Bu görüşmecinin dile getirdiklerinin başında Londra’ya ilişkin sıraladığı güvenlik ve öngörülebilirlikle ilgili olumlu faktörler Türkiye’de bulamadığı için göç etmesine sebep olan faktörlerdir. Çalışmanın ilgi çekici sonuçlarından biri de bu husustur. Çoğu göçmen için politik nedenlerden kaynaklanan “güvenlik endişesi” Türkiye’yi terk etmenin temel nedenlerinden biridir. Dolayısıyla Birleşik Krallık’ta bireysel anlamda elde edilen ve hissedilen güvenlik duygusu birçok katılımcı tarafından olumlu bir unsur olarak zikredilmiştir.

Başka bir kadın görüşmeci ise kültürel yaşamın zenginliği, ucuz ve kolayca seyahat edebiliyor olmak Londra’da yaşamanın en önemli avantajları arasında sıralıyor:

“Sosyal yaşam olanakları, bunun içinde sporu, pilatesi, eğitimler, sanat, meditasyon burada daha yaygın daha uygun fiyatlarda. (…) Onun dışında seyahat burada daha iyi… İki saatte İtalya’dayız.
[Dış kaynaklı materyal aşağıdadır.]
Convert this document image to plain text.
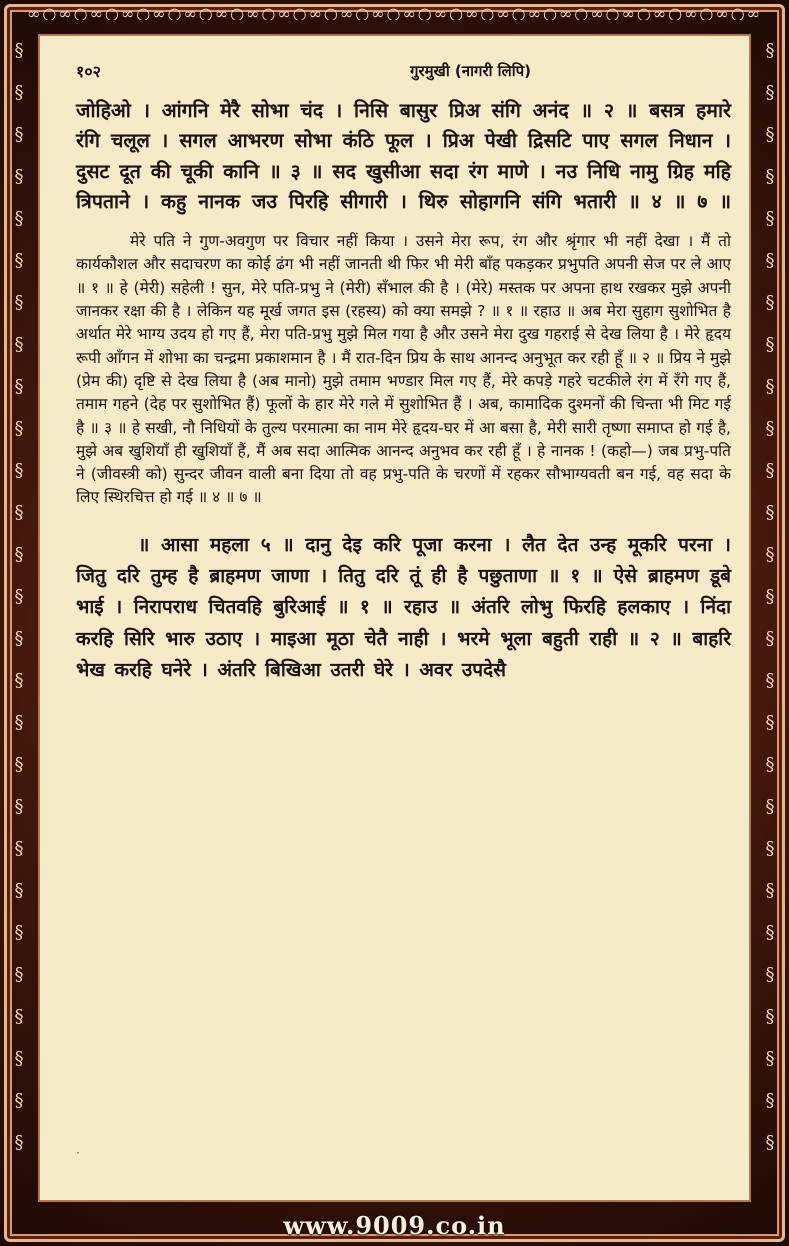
∞○∞○∞○∞○∞○∞○∞○∞○∞○∞○∞○∞○∞○∞○∞○∞○∞○∞○∞○∞○∞○∞○∞○∞
§
§
§
§
§
§
§
§
§
§
§
§
§
§
§
§
§
§
§
§
§
§
§
§
§
§
§
§
§
§
§
§
§
§
§
§
§
§
§
§
§
§
§
§
§
§
§
§
§
§
§
§
§
§
१०२	गुरमुखी (नागरी लिपि)
जोहिओ । आंगनि मेरै सोभा चंद । निसि बासुर प्रिअ संगि अनंद ॥ २ ॥ बसत्र हमारे रंगि चलूल । सगल आभरण सोभा कंठि फूल । प्रिअ पेखी द्रिसटि पाए सगल निधान । दुसट दूत की चूकी कानि ॥ ३ ॥ सद खुसीआ सदा रंग माणे । नउ निधि नामु ग्रिह महि त्रिपताने । कहु नानक जउ पिरहि सीगारी । थिरु सोहागनि संगि भतारी ॥ ४ ॥ ७ ॥
मेरे पति ने गुण-अवगुण पर विचार नहीं किया । उसने मेरा रूप, रंग और श्रृंगार भी नहीं देखा । मैं तो कार्यकौशल और सदाचरण का कोई ढंग भी नहीं जानती थी फिर भी मेरी बाँह पकड़कर प्रभुपति अपनी सेज पर ले आए ॥ १ ॥ हे (मेरी) सहेली ! सुन, मेरे पति-प्रभु ने (मेरी) सँभाल की है । (मेरे) मस्तक पर अपना हाथ रखकर मुझे अपनी जानकर रक्षा की है । लेकिन यह मूर्ख जगत इस (रहस्य) को क्या समझे ? ॥ १ ॥ रहाउ ॥ अब मेरा सुहाग सुशोभित है अर्थात मेरे भाग्य उदय हो गए हैं, मेरा पति-प्रभु मुझे मिल गया है और उसने मेरा दुख गहराई से देख लिया है । मेरे हृदय रूपी आँगन में शोभा का चन्द्रमा प्रकाशमान है । मैं रात-दिन प्रिय के साथ आनन्द अनुभूत कर रही हूँ ॥ २ ॥ प्रिय ने मुझे (प्रेम की) दृष्टि से देख लिया है (अब मानो) मुझे तमाम भण्डार मिल गए हैं, मेरे कपड़े गहरे चटकीले रंग में रँगे गए हैं, तमाम गहने (देह पर सुशोभित हैं) फूलों के हार मेरे गले में सुशोभित हैं । अब, कामादिक दुश्मनों की चिन्ता भी मिट गई है ॥ ३ ॥ हे सखी, नौ निधियों के तुल्य परमात्मा का नाम मेरे हृदय-घर में आ बसा है, मेरी सारी तृष्णा समाप्त हो गई है, मुझे अब खुशियाँ ही खुशियाँ हैं, मैं अब सदा आत्मिक आनन्द अनुभव कर रही हूँ । हे नानक ! (कहो—) जब प्रभु-पति ने (जीवस्त्री को) सुन्दर जीवन वाली बना दिया तो वह प्रभु-पति के चरणों में रहकर सौभाग्यवती बन गई, वह सदा के लिए स्थिरचित्त हो गई ॥ ४ ॥ ७ ॥
॥ आसा महला ५ ॥ दानु देइ करि पूजा करना । लैत देत उन्ह मूकरि परना । जितु दरि तुम्ह है ब्राहमण जाणा । तितु दरि तूं ही है पछुताणा ॥ १ ॥ ऐसे ब्राहमण डूबे भाई । निरापराध चितवहि बुरिआई ॥ १ ॥ रहाउ ॥ अंतरि लोभु फिरहि हलकाए । निंदा करहि सिरि भारु उठाए । माइआ मूठा चेतै नाही । भरमे भूला बहुती राही ॥ २ ॥ बाहरि भेख करहि घनेरे । अंतरि बिखिआ उतरी घेरे । अवर उपदेसै
·
www.9009.co.in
Prag’a baktım, 30 pounda bilet buldum. İki sigara parasına Prag’a gidiyorum” (Kadın, 34).

Kadın görüşmecilerin birçoğu Londra’da kadın olarak yaşamanın daha özgür ve güvenli hissetmelerine yol açtığını ifade etmiştir. “Londra her zaman, bir kadın olarak kendimi güvende ve medeni insanların arasında olduğumu hissettirdi bana” (Kadın, 45).

YALNIZLIK VE AİLE HASRETİ

Katılımcıların Birleşik Krallık’ta yaşamanın olumsuz yanlarına ilişkin yaptığı tespitlerde en çok zikrettikleri husus yalnızlık olmuştur. Aileden, tanıdıklardan ve arkadaşlardan uzak kalmak ve buna bağlı olarak yalnızlık yaşamak çalışmada geri dönüş sebepleri arasında da sıkça söz edilmişti. Anavatan ile duygusal bağ kurmak, geride bırakılan aile bireylerini özlemek yalnızlık duygusunu pekiştirmektedir. “Buradaki kötü yönler sadece yalnızlık ve aile özlemi… Arkadaşlarım var görüştüğüm kişiler ama çocuklar dostlarım gibi değil. Ailemi özlüyorum. Kardeşlerimi özlüyorum. Benim için buranın en kötü tarafı bu” (GD12, Kadın, 46).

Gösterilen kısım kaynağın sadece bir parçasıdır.